I want to keep transmitting things to the younger generations, just like I have done my whole career.
During my time there, I did not cheat once, I gave my heart and soul to this club. My role changed, for sure.
In the later days, I would make sure the new guys would feel at home and would have someone to talk to when they would need to.
I also met Dika Mem. He’s the only teammate I ever called “son”. Dika is my son.
Our relationship is hard to explain, we just found each other. As an only son, I always dreamt of having a brother, and maybe Dika is there to fill that void.
He is just one of the billion reasons that made it hard for me to leave Barça.

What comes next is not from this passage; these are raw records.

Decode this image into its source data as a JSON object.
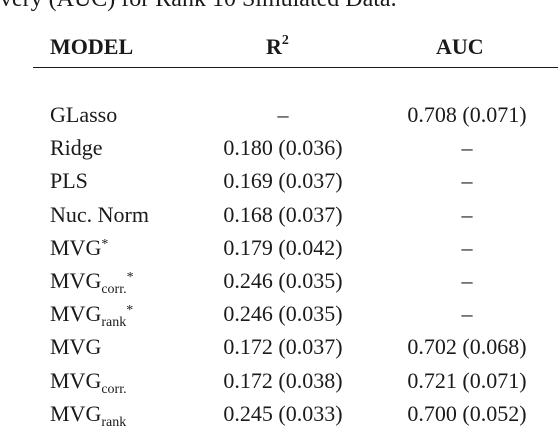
{
  "caption": "very (AUC) for Rank 10 Simulated Data.",
  "header": {
    "model": "MODEL",
    "r2_base": "R",
    "r2_sup": "2",
    "auc": "AUC"
  },
  "rows": [
    {
      "model": "GLasso",
      "model_sub": "",
      "model_star": "",
      "r2": "–",
      "auc": "0.708 (0.071)"
    },
    {
      "model": "Ridge",
      "model_sub": "",
      "model_star": "",
      "r2": "0.180 (0.036)",
      "auc": "–"
    },
    {
      "model": "PLS",
      "model_sub": "",
      "model_star": "",
      "r2": "0.169 (0.037)",
      "auc": "–"
    },
    {
      "model": "Nuc. Norm",
      "model_sub": "",
      "model_star": "",
      "r2": "0.168 (0.037)",
      "auc": "–"
    },
    {
      "model": "MVG",
      "model_sub": "",
      "model_star": "*",
      "r2": "0.179 (0.042)",
      "auc": "–"
    },
    {
      "model": "MVG",
      "model_sub": "corr.",
      "model_star": "*",
      "r2": "0.246 (0.035)",
      "auc": "–"
    },
    {
      "model": "MVG",
      "model_sub": "rank",
      "model_star": "*",
      "r2": "0.246 (0.035)",
      "auc": "–"
    },
    {
      "model": "MVG",
      "model_sub": "",
      "model_star": "",
      "r2": "0.172 (0.037)",
      "auc": "0.702 (0.068)"
    },
    {
      "model": "MVG",
      "model_sub": "corr.",
      "model_star": "",
      "r2": "0.172 (0.038)",
      "auc": "0.721 (0.071)"
    },
    {
      "model": "MVG",
      "model_sub": "rank",
      "model_star": "",
      "r2": "0.245 (0.033)",
      "auc": "0.700 (0.052)"
    }
  ]
}
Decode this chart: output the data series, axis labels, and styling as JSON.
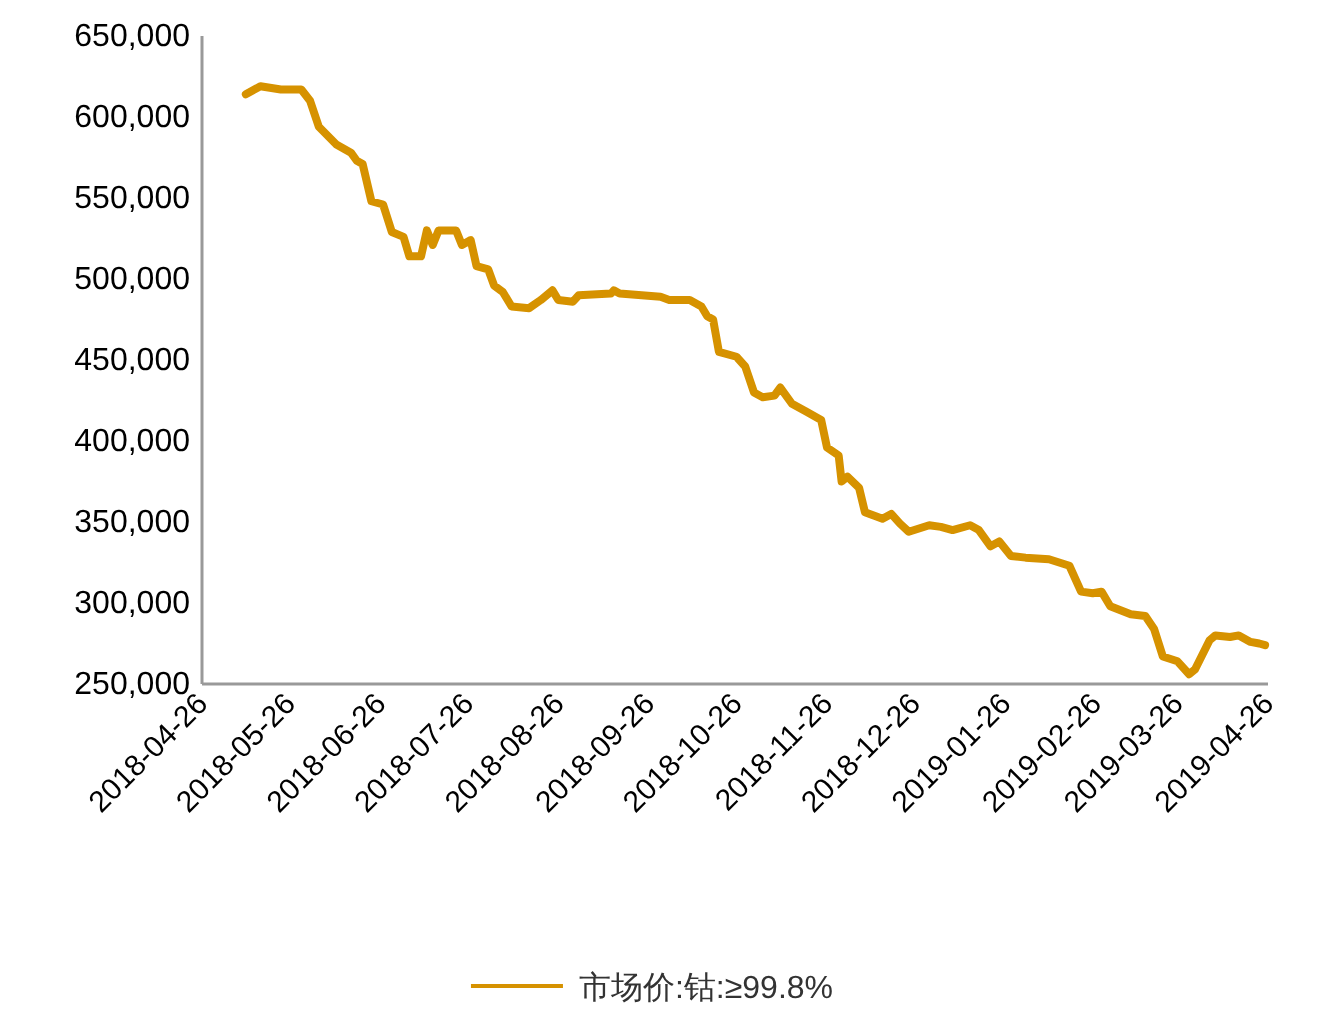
{
  "chart_data": {
    "type": "line",
    "grid": false,
    "legend": "bottom",
    "marker": "none",
    "line_style": "solid",
    "xlim": [
      "2018-04-26",
      "2019-04-26"
    ],
    "xticks": [
      "2018-04-26",
      "2018-05-26",
      "2018-06-26",
      "2018-07-26",
      "2018-08-26",
      "2018-09-26",
      "2018-10-26",
      "2018-11-26",
      "2018-12-26",
      "2019-01-26",
      "2019-02-26",
      "2019-03-26",
      "2019-04-26"
    ],
    "ylim": [
      250000,
      650000
    ],
    "yticks": [
      {
        "value": 250000,
        "label": "250,000"
      },
      {
        "value": 300000,
        "label": "300,000"
      },
      {
        "value": 350000,
        "label": "350,000"
      },
      {
        "value": 400000,
        "label": "400,000"
      },
      {
        "value": 450000,
        "label": "450,000"
      },
      {
        "value": 500000,
        "label": "500,000"
      },
      {
        "value": 550000,
        "label": "550,000"
      },
      {
        "value": 600000,
        "label": "600,000"
      },
      {
        "value": 650000,
        "label": "650,000"
      }
    ],
    "x": [
      "2018-05-11",
      "2018-05-16",
      "2018-05-23",
      "2018-05-30",
      "2018-06-02",
      "2018-06-05",
      "2018-06-11",
      "2018-06-16",
      "2018-06-18",
      "2018-06-20",
      "2018-06-23",
      "2018-06-27",
      "2018-06-30",
      "2018-07-04",
      "2018-07-06",
      "2018-07-10",
      "2018-07-12",
      "2018-07-14",
      "2018-07-16",
      "2018-07-22",
      "2018-07-24",
      "2018-07-27",
      "2018-07-29",
      "2018-08-02",
      "2018-08-04",
      "2018-08-07",
      "2018-08-10",
      "2018-08-16",
      "2018-08-20",
      "2018-08-24",
      "2018-08-26",
      "2018-08-31",
      "2018-09-02",
      "2018-09-13",
      "2018-09-14",
      "2018-09-16",
      "2018-09-30",
      "2018-10-03",
      "2018-10-10",
      "2018-10-14",
      "2018-10-16",
      "2018-10-18",
      "2018-10-20",
      "2018-10-26",
      "2018-10-29",
      "2018-11-01",
      "2018-11-04",
      "2018-11-08",
      "2018-11-10",
      "2018-11-14",
      "2018-11-19",
      "2018-11-24",
      "2018-11-26",
      "2018-11-30",
      "2018-12-01",
      "2018-12-03",
      "2018-12-07",
      "2018-12-09",
      "2018-12-12",
      "2018-12-15",
      "2018-12-18",
      "2018-12-21",
      "2018-12-24",
      "2018-12-31",
      "2019-01-04",
      "2019-01-08",
      "2019-01-14",
      "2019-01-17",
      "2019-01-21",
      "2019-01-24",
      "2019-01-28",
      "2019-02-02",
      "2019-02-10",
      "2019-02-17",
      "2019-02-21",
      "2019-02-25",
      "2019-02-28",
      "2019-03-03",
      "2019-03-10",
      "2019-03-15",
      "2019-03-18",
      "2019-03-21",
      "2019-03-26",
      "2019-03-30",
      "2019-04-01",
      "2019-04-06",
      "2019-04-08",
      "2019-04-13",
      "2019-04-16",
      "2019-04-20",
      "2019-04-23",
      "2019-04-25"
    ],
    "series": [
      {
        "name": "市场价:钴:≥99.8%",
        "color": "#d69200",
        "values": [
          614000,
          619000,
          617000,
          617000,
          610000,
          594000,
          583000,
          578000,
          573000,
          571000,
          548000,
          546000,
          529000,
          526000,
          514000,
          514000,
          530000,
          521000,
          530000,
          530000,
          521000,
          524000,
          508000,
          506000,
          496000,
          492000,
          483000,
          482000,
          487000,
          493000,
          487000,
          486000,
          490000,
          491000,
          493000,
          491000,
          489000,
          487000,
          487000,
          483000,
          477000,
          475000,
          455000,
          452000,
          446000,
          430000,
          427000,
          428000,
          433000,
          423000,
          418000,
          413000,
          396000,
          391000,
          375000,
          378000,
          371000,
          356000,
          354000,
          352000,
          355000,
          349000,
          344000,
          348000,
          347000,
          345000,
          348000,
          345000,
          335000,
          338000,
          329000,
          328000,
          327000,
          323000,
          307000,
          306000,
          307000,
          298000,
          293000,
          292000,
          284000,
          267000,
          264000,
          256000,
          259000,
          277000,
          280000,
          279000,
          280000,
          276000,
          275000,
          274000
        ]
      }
    ]
  }
}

I cried when I played my last game at Palau Blaugrana.
People that know me know that I never cry in public but that day the emotions were just too much.
I was sad to leave but, in the meantime, I knew it was for the best. A club is not about one player. Players come and go but the club always stays. And that is exactly what happened.
I thought about the future of the club, about passing the torch to younger players. About the club. “Mes que un club”.
Of course I would have loved to stay there forever. But the most important thing is always the future.
So I had to let it go.
But God, that was tough.
I realised the impact I had on this sport arriving in Dinamo. One of my teammates came up to me and told me he had been looking up to me since he was 13.
As weird as it may sound, I do not accept compliments. That is one of the traumas remaining from my childhood.
So when I hear him saying that, I feel awkward. I do not know what to do with it.
I told you earlier that Dika was my son, but I never felt so complete than since my second child was born.
Both my children make me feel full. When I am with them all my handicaps, all my scars, all the pain, vanish.
I became someone else when my daughter was born eight years ago. But I came full circle lately, when my son came into the world.
Travelling to Romania made me question a lot about myself, about being to let go some of the things from the past.
And having children is also part of this self-healing.
It is about forgetting the things that destroyed my childhood and that remain buried inside of me. About dealing with the bad thoughts I might have.
Will they love handball? Will handball love them?
I do not care.
Handball could not have loved me. But I forced it to love me. Eventually.